How can a human eye figure out twisted and looped letters, like those in the little security tests Internet users are often given on websites? The task is so complex, no one has been able to write computer code that translates these distorted letters the same way that neural networks can. That's why the test is used to distinguish a human response from computer bots that try to steal sensitive information.

Two studies by Tatyana Sharpee and John Reynolds published in Neuron and the Proceedings of the National Academy of Sciences (PNAS), have demonstrated how complex a visual task decoding the test or any image made of simple and intricate elements actually is to the brain. Sharpee and Reynolds sought to figure out how a part of the visual cortex known as area V4 is able to distinguish between different visual stimuli even as the stimuli move around in space.

"Neurons in the visual system are sensitive to regions of space—they are like little windows into the world," says Reynolds.
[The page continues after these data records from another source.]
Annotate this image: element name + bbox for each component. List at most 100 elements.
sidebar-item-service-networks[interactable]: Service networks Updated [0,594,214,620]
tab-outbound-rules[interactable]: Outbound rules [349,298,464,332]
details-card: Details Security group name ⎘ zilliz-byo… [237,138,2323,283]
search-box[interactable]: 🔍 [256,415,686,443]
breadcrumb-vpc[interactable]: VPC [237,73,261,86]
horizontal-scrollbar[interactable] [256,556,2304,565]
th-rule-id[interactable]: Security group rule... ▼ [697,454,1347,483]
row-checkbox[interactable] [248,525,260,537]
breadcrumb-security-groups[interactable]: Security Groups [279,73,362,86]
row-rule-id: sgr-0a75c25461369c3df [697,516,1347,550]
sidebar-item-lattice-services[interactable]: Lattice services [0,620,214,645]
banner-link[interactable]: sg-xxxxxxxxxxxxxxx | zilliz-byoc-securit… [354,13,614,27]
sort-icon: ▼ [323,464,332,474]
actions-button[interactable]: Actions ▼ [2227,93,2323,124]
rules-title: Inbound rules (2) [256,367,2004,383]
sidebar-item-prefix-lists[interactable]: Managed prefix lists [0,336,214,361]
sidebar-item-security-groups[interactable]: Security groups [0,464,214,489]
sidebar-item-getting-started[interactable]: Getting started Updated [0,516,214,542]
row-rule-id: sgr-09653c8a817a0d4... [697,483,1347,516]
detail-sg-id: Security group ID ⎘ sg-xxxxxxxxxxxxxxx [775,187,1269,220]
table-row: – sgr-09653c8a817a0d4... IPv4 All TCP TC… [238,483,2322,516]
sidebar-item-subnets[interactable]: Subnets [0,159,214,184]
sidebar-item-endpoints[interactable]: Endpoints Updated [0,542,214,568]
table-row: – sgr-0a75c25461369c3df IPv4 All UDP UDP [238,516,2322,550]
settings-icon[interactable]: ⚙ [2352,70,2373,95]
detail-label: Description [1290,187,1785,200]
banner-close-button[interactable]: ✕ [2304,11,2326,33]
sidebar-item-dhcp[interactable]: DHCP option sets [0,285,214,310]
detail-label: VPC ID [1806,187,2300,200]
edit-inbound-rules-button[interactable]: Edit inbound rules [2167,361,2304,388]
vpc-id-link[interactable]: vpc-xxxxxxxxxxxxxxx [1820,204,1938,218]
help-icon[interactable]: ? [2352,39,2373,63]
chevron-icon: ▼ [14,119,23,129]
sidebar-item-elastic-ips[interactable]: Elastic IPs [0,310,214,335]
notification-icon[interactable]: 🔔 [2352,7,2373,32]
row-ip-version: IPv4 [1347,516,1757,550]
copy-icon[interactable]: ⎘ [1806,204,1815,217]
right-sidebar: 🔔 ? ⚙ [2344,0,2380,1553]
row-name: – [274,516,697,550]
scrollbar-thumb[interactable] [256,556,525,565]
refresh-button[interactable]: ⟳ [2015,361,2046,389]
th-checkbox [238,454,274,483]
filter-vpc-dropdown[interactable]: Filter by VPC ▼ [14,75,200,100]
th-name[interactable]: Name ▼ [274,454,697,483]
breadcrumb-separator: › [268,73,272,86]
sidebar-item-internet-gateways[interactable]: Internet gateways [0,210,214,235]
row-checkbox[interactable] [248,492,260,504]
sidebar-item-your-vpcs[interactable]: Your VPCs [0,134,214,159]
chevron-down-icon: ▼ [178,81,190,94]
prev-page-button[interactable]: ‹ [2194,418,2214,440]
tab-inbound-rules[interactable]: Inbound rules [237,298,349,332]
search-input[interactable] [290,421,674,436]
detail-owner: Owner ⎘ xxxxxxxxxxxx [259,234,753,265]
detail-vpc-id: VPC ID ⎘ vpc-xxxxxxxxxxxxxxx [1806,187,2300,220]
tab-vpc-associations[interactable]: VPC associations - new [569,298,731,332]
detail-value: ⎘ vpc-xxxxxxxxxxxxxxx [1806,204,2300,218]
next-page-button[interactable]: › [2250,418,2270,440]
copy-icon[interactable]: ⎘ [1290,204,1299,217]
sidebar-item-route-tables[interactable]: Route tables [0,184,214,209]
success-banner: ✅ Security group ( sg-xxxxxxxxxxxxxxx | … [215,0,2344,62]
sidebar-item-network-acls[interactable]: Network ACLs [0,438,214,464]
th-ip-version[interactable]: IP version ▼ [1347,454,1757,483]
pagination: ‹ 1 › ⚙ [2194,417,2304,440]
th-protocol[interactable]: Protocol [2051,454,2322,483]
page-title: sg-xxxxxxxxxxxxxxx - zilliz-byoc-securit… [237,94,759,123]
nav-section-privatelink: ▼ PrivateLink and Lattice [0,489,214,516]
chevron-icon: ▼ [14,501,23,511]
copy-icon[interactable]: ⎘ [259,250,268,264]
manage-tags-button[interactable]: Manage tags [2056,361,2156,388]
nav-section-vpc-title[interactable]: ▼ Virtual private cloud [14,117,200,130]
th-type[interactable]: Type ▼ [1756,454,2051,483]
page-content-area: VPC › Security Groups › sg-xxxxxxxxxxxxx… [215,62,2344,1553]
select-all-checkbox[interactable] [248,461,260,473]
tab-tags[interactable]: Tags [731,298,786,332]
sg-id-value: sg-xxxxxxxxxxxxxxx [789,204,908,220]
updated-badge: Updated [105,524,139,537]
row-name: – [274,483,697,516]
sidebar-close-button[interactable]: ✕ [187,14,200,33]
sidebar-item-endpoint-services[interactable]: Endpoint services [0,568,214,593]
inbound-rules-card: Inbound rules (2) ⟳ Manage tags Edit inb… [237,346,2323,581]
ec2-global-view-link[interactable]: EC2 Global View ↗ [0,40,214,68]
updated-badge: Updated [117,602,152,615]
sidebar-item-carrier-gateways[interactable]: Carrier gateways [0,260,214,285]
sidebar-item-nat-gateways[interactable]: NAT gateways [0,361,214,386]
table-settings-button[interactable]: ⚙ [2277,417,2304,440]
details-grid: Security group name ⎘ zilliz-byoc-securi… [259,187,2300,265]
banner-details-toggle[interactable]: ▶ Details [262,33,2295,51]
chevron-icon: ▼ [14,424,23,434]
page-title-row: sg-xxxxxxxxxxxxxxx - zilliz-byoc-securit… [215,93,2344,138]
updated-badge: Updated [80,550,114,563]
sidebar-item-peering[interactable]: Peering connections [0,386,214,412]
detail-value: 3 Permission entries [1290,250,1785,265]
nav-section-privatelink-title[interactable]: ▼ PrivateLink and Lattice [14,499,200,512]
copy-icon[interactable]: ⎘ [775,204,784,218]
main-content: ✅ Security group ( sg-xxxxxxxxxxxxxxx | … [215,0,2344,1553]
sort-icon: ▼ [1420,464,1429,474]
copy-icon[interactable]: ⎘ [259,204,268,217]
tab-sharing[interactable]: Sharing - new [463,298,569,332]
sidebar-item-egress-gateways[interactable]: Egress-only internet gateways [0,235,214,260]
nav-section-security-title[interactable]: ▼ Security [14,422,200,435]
In the earliest stages of processing, these windows, known as receptive fields, are small, with access only to information within a restricted region of space.

Neurons in V4 have a larger receptive field that can also compute more complex shapes, such as contours.

Both studies investigated the ability of a neuron to recognize the same stimulus within its receptive field no matter where it is in space, or where it happens to fall within the receptive field. The researchers found that neurons that respond to more complicated shapes need that complicated curve to be in a more restricted range for them to detect it and understand its meaning. On the other hand, neurons in V4 tuned to recognize simpler shapes don't care where the stimulus they are tuned to is as long as it is within their receptive field.

The results indicate that there is a deeper mystery to be solved, Reynolds says. "What we have done is unpack part of the machinery for achieving integration of parts into wholes."